Principle component analysis of samples by sex or strain. PC1 and PC2 explain 33% of the total variance in the dataset. Sample identification by sex shows that male and female samples segregate, with the exception of a single female sample. Sample identification by strain shows that the AB strain clearly segregates from the TU and WIK strains.

Lipid transport mRNA transcripts differ between sexes in multiple strains

Genes involved in lipid transport are significantly enriched in differentially expressed mRNA transcripts between males and females in both AB and WIK. Among these are members of the vitellogenin (vtg1-7), retinol binding protein (rbp2a and rbp5), and solute carrier (slc27a6 and slc25a48) families, as well as a transmembrane trafficking protein (tmed1a), a kainite glutamate receptor (grik1a), and an estrogen receptor (esr1). It is important to accurately characterize these differences between strains because lipid transport is critical in chemical messaging, energy storage, temperature maintenance, and formation of membranes, cholesterol and prostaglandins. Furthermore, vitellogenin is a common marker for endocrine disruption in teleosts; any variation between expression in this endpoint may drastically affect interpretation of pharmacological endpoints including estrogenic activity of xenobiotics.

Circadian rhythm affects mRNA expression in males more than females

Circadian regulation in the zebrafish is directed by light- or dark-induced gene expression in the pineal gland21. Although our study design did not control for time of day (AB livers were collected in the morning, while TU and WIK livers were collected in the afternoon), there are only a small number of genes with circadian rhythm annotations in this dataset. Specifically, we identified 295 annotations to 67 genes by searching AmiGO222 annotations for any term including the word “circadian” within zebrafish annotations. In the male dataset there are 6 genes that annotate to circadian rhythm: arntl1a, bhlhe40, cry5, nfil3-5, nfil3-6, and nr1d2a. In the female dataset there are only two genes that annotate to circadian rhythm: arntl1a and cry5.

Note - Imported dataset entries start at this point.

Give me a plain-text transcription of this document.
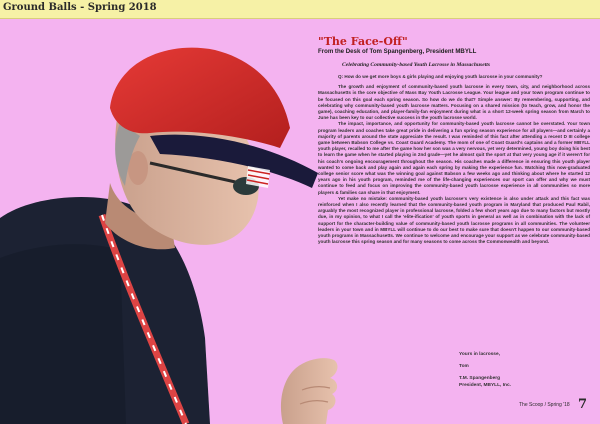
Ground Balls - Spring 2018
"The Face-Off"

From the Desk of Tom Spangenberg, President MBYLL

Celebrating Community-based Youth Lacrosse in Massachusetts

Q: How do we get more boys & girls playing and enjoying youth lacrosse in your community?

The growth and enjoyment of community-based youth lacrosse in every town, city, and neighborhood across Massachusetts is the core objective of Mass Bay Youth Lacrosse League. Your league and your town program continue to be focused on this goal each spring season. So how do we do that? Simple answer: By remembering, supporting, and celebrating why community-based youth lacrosse matters. Focusing on a shared mission (to teach, grow, and honor the game), coaching education, and player-family-fan enjoyment during what is a short 12-week spring season from March to June has been key to our collective success in the youth lacrosse world.

The impact, importance, and opportunity for community-based youth lacrosse cannot be overstated. Your town program leaders and coaches take great pride in delivering a fun spring season experience for all players—and certainly a majority of parents around the state appreciate the result. I was reminded of this fact after attending a recent D III college game between Babson College vs. Coast Guard Academy. The mom of one of Coast Guard's captains and a former MBYLL youth player, recalled to me after the game how her son was a very nervous, yet very determined, young boy doing his best to learn the game when he started playing in 2nd grade—yet he almost quit the sport at that very young age if it weren't for his coach's ongoing encouragement throughout the season. His coaches made a difference in ensuring this youth player wanted to come back and play again and again each spring by making the experience fun. Watching this now-graduated college senior score what was the winning goal against Babson a few weeks ago and thinking about where he started 12 years ago in his youth program, reminded me of the life-changing experiences our sport can offer and why we must continue to feed and focus on improving the community-based youth lacrosse experience in all communities so more players & families can share in that enjoyment.

Yet make no mistake: community-based youth lacrosse's very existence is also under attack and this fact was reinforced when I also recently learned that the community-based youth program in Maryland that produced Paul Rabil, arguably the most recognized player in professional lacrosse, folded a few short years ago due to many factors but mostly due, in my opinion, to what I call the 'elite-ification' of youth sports in general as well as in combination with the lack of support for the character-building value of community-based youth lacrosse programs in all communities. The volunteer leaders in your town and in MBYLL will continue to do our best to make sure that doesn't happen to our community-based youth programs in Massachusetts. We continue to welcome and encourage your support as we celebrate community-based youth lacrosse this spring season and for many seasons to come across the Commonwealth and beyond.

Yours in lacrosse,
Tom
T.M. Spangenberg
President, MBYLL, Inc.
The Scoop / Spring '18 7
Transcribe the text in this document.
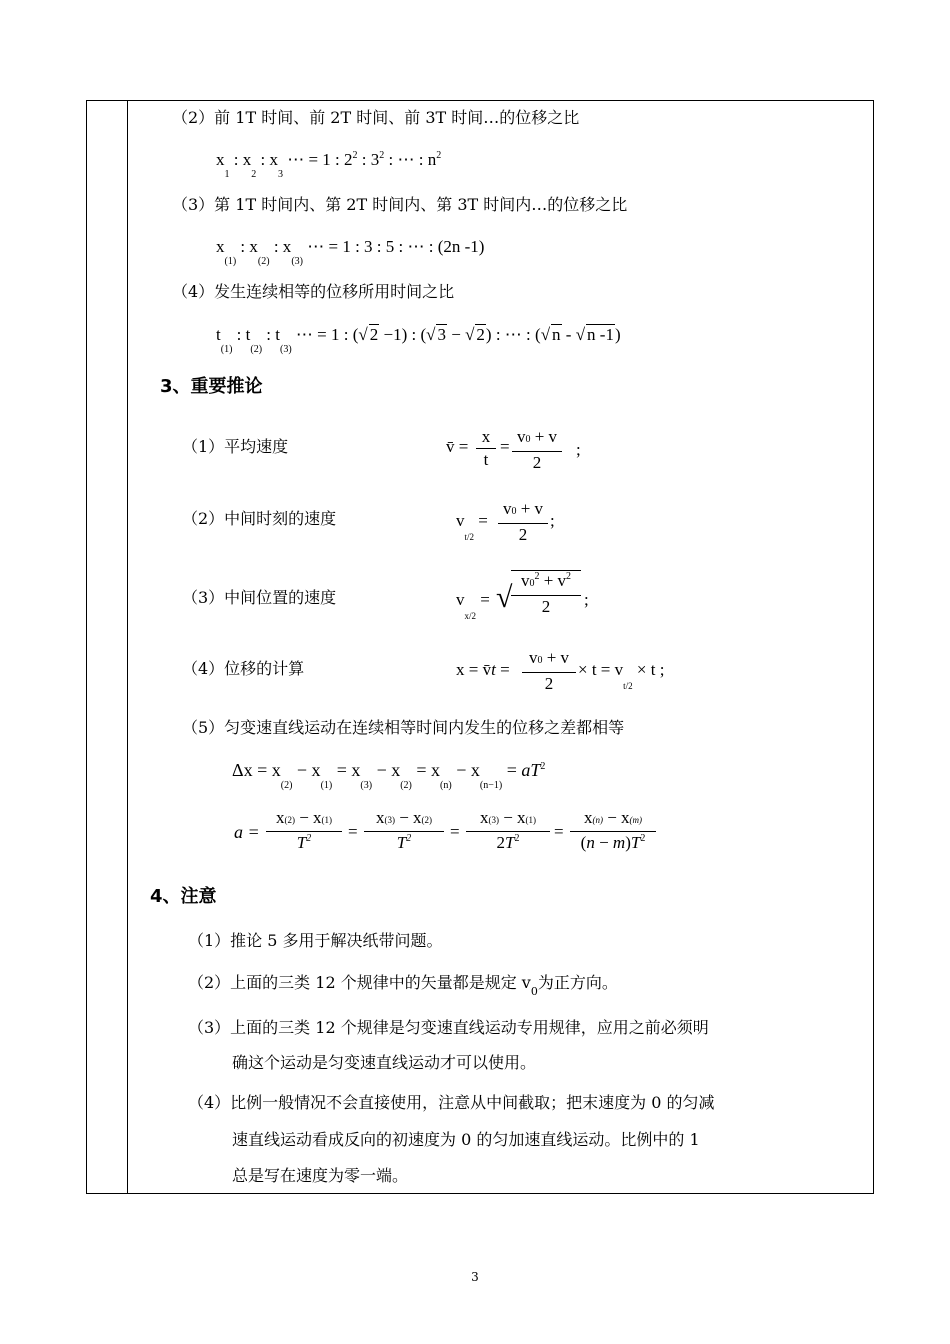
（2）前 1T 时间、前 2T 时间、前 3T 时间…的位移之比
$x_1$ : $x_2$ : $x_3$ ⋯ = 1 : $2^2$ : $3^2$ : ⋯ : $n^2$
（3）第 1T 时间内、第 2T 时间内、第 3T 时间内…的位移之比
$x_{(1)}$ : $x_{(2)}$ : $x_{(3)}$ ⋯ = 1 : 3 : 5 : ⋯ : (2n -1)
（4）发生连续相等的位移所用时间之比
$t_{(1)}$ : $t_{(2)}$ : $t_{(3)}$ ⋯ = 1 : (√ 2 −1) : (√ 3 − √ 2) : ⋯ : (√ n - √ n -1)
3、重要推论
（1）平均速度	v̄ = $\frac{x}{t} = \frac{v0 + v}{2}$ ;
（2）中间时刻的速度	$v_{t/2} = \frac{v0 + v}{2}$ ;
（3）中间位置的速度	$v_{x/2}$ = √
$\frac{v0^2 + v^2}{2}$ ;
（4）位移的计算	x = v̄t = $\frac{v0 + v}{2} \times t = v_{t/2} \times t$ ;
（5）匀变速直线运动在连续相等时间内发生的位移之差都相等
$\Delta x = x_{(2)} - x_{(1)} = x_{(3)} - x_{(2)} = x_{(n)} - x_{(n-1)} = aT^2$
$a = \frac{x(2) - x(1)}{T^2} = \frac{x(3) - x(2)}{T^2} = \frac{x(3) - x(1)}{2T^2} = \frac{x(n) - x(m)}{(n - m)T^2}$
4、注意
（1）推论 5 多用于解决纸带问题。
（2）上面的三类 12 个规律中的矢量都是规定 $v_0$为正方向。
（3）上面的三类 12 个规律是匀变速直线运动专用规律，应用之前必须明
确这个运动是匀变速直线运动才可以使用。
（4）比例一般情况不会直接使用，注意从中间截取；把末速度为 0 的匀减
速直线运动看成反向的初速度为 0 的匀加速直线运动。比例中的 1
总是写在速度为零一端。
3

To expand our analysis of potential circadian effects on our dataset, we queried circadian rhythm genes annotated in all organisms within AmiGO2. This expanded our list of potential circadian rhythm genes to 2194, but led to no additional genes for the male dataset, and added only one gene, F7, to the list of genes present in female dataset that are known to be influenced by circadian rhythm. F7 has been observed to be regulated by circadian rhythm in the Norway rat23 and C57BL/6J mouse24, but a similar regulation has yet to be identified in zebrafish. Using a comparable approach, we queried a circadian rhythm RNA-seq dataset in mouse that assessed gene expression in multiple tissues across time25. We found 9 genes—bhlhe41, ptgr1, dnaja4, fads2, fkbp5, lmbr1l, nedd41, slc38a4, and stk35—in the mouse circadian rhythm dataset, but as-of-yet there is no clear evidence of oscillation in the expression of these genes in the liver of zebrafish. Again in this vein of inquiry, we queried the circadian expression profiles data base (circaDB)26 against 4 mouse liver microarray studies and found 82 genes that overlap our dataset and have evidence of circadian regulation (Supplementary Dataset 7).

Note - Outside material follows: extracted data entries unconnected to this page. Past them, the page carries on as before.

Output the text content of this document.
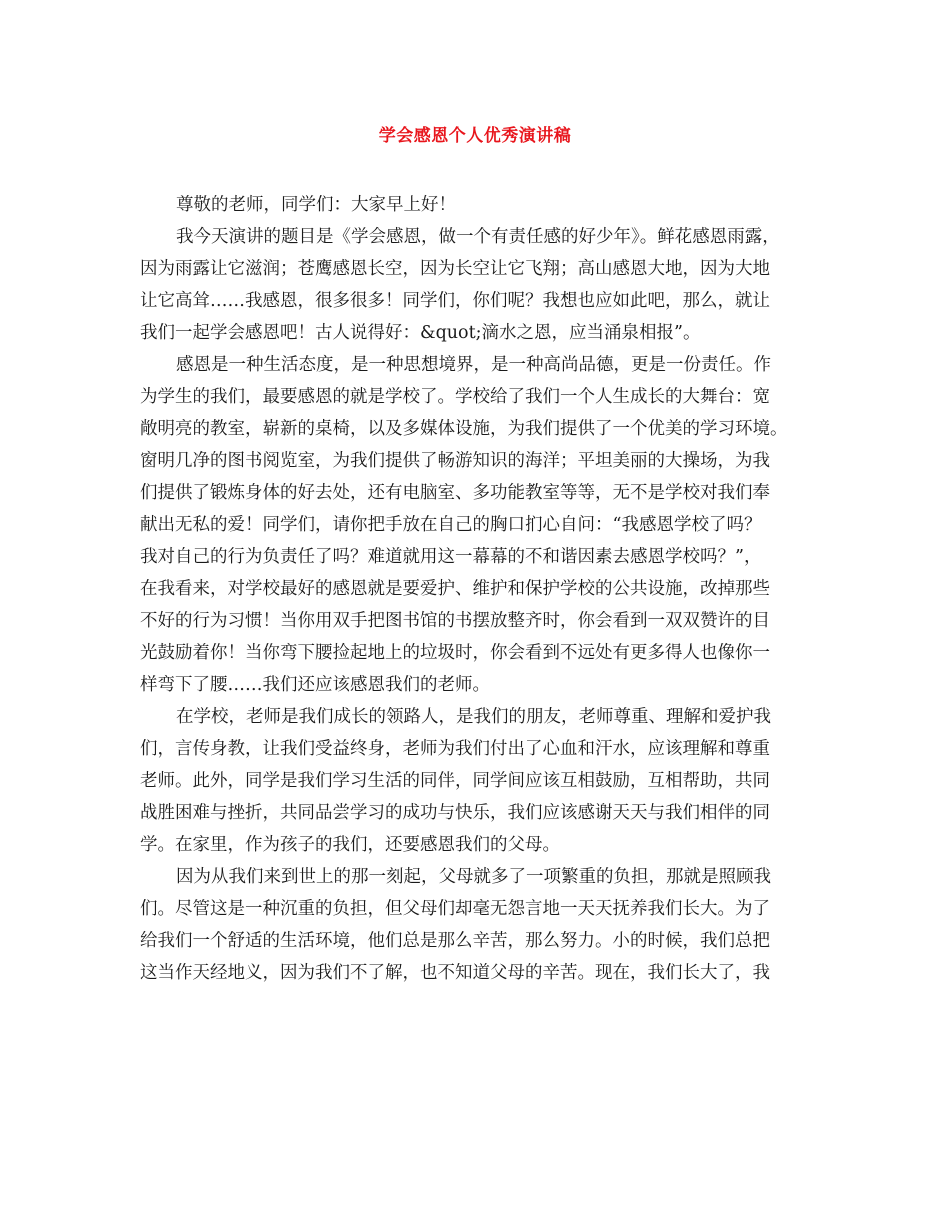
学会感恩个人优秀演讲稿
尊敬的老师，同学们：大家早上好！
我今天演讲的题目是《学会感恩，做一个有责任感的好少年》。鲜花感恩雨露，
因为雨露让它滋润；苍鹰感恩长空，因为长空让它飞翔；高山感恩大地，因为大地
让它高耸……我感恩，很多很多！同学们，你们呢？我想也应如此吧，那么，就让
我们一起学会感恩吧！古人说得好：&quot;滴水之恩，应当涌泉相报”。
感恩是一种生活态度，是一种思想境界，是一种高尚品德，更是一份责任。作
为学生的我们，最要感恩的就是学校了。学校给了我们一个人生成长的大舞台：宽
敞明亮的教室，崭新的桌椅，以及多媒体设施，为我们提供了一个优美的学习环境。
窗明几净的图书阅览室，为我们提供了畅游知识的海洋；平坦美丽的大操场，为我
们提供了锻炼身体的好去处，还有电脑室、多功能教室等等，无不是学校对我们奉
献出无私的爱！同学们，请你把手放在自己的胸口扪心自问：“我感恩学校了吗？
我对自己的行为负责任了吗？难道就用这一幕幕的不和谐因素去感恩学校吗？”，
在我看来，对学校最好的感恩就是要爱护、维护和保护学校的公共设施，改掉那些
不好的行为习惯！当你用双手把图书馆的书摆放整齐时，你会看到一双双赞许的目
光鼓励着你！当你弯下腰捡起地上的垃圾时，你会看到不远处有更多得人也像你一
样弯下了腰……我们还应该感恩我们的老师。
在学校，老师是我们成长的领路人，是我们的朋友，老师尊重、理解和爱护我
们，言传身教，让我们受益终身，老师为我们付出了心血和汗水，应该理解和尊重
老师。此外，同学是我们学习生活的同伴，同学间应该互相鼓励，互相帮助，共同
战胜困难与挫折，共同品尝学习的成功与快乐，我们应该感谢天天与我们相伴的同
学。在家里，作为孩子的我们，还要感恩我们的父母。
因为从我们来到世上的那一刻起，父母就多了一项繁重的负担，那就是照顾我
们。尽管这是一种沉重的负担，但父母们却毫无怨言地一天天抚养我们长大。为了
给我们一个舒适的生活环境，他们总是那么辛苦，那么努力。小的时候，我们总把
这当作天经地义，因为我们不了解，也不知道父母的辛苦。现在，我们长大了，我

Expression patterns for the two circadian genes that are shared between males and females are conserved, with a decrease in expression of arntl1a and an increase in expression of cry5 in the AB strain as compared to TU and WIK. This can be explained by the timing of liver harvest (AB in AM; TU and WIK in PM). What is fascinating, though, are the other genes affected by circadian rhythms that differed in the WIK strain only. Bhlhe40 had lower expression in WIK and nfil3-5, nfil3-6, and nr1d2a had higher expression in WIK. If expression of these genes were solely driven by circadian rhythms, then we would expect to see similar patterns between TU and WIK. Because this relationship is lacking, we hypothesize that there are other genetic factors that regulate the expression of these genes that differ between strains. This is interesting because experimental design accounts for the differences in males, but females seem to be less sensitive, suggesting that males are more sensitive to circadian perturbation than females. This is not unfounded as sex-specific phenotypes related to circadian rhythm have been observed in several animals, including behavioral traits in Drosophila27 and liver metabolism in mice28. Most circadian oscillations in gene expression are not conserved across tissues and there are transcriptional “rush hours” prior to dawn and dusk25. Our samples were collected starting at 4 hours after dawn and ended 3 hours prior to dusk, which avoids the transcriptional rush hour and minimizes the maximal effects of circadian-driven transcription. Nonetheless, this is a reminder that time of day is a factor that should be considered in zebrafish study design, but that it is not the dominant driver of overall gene expression.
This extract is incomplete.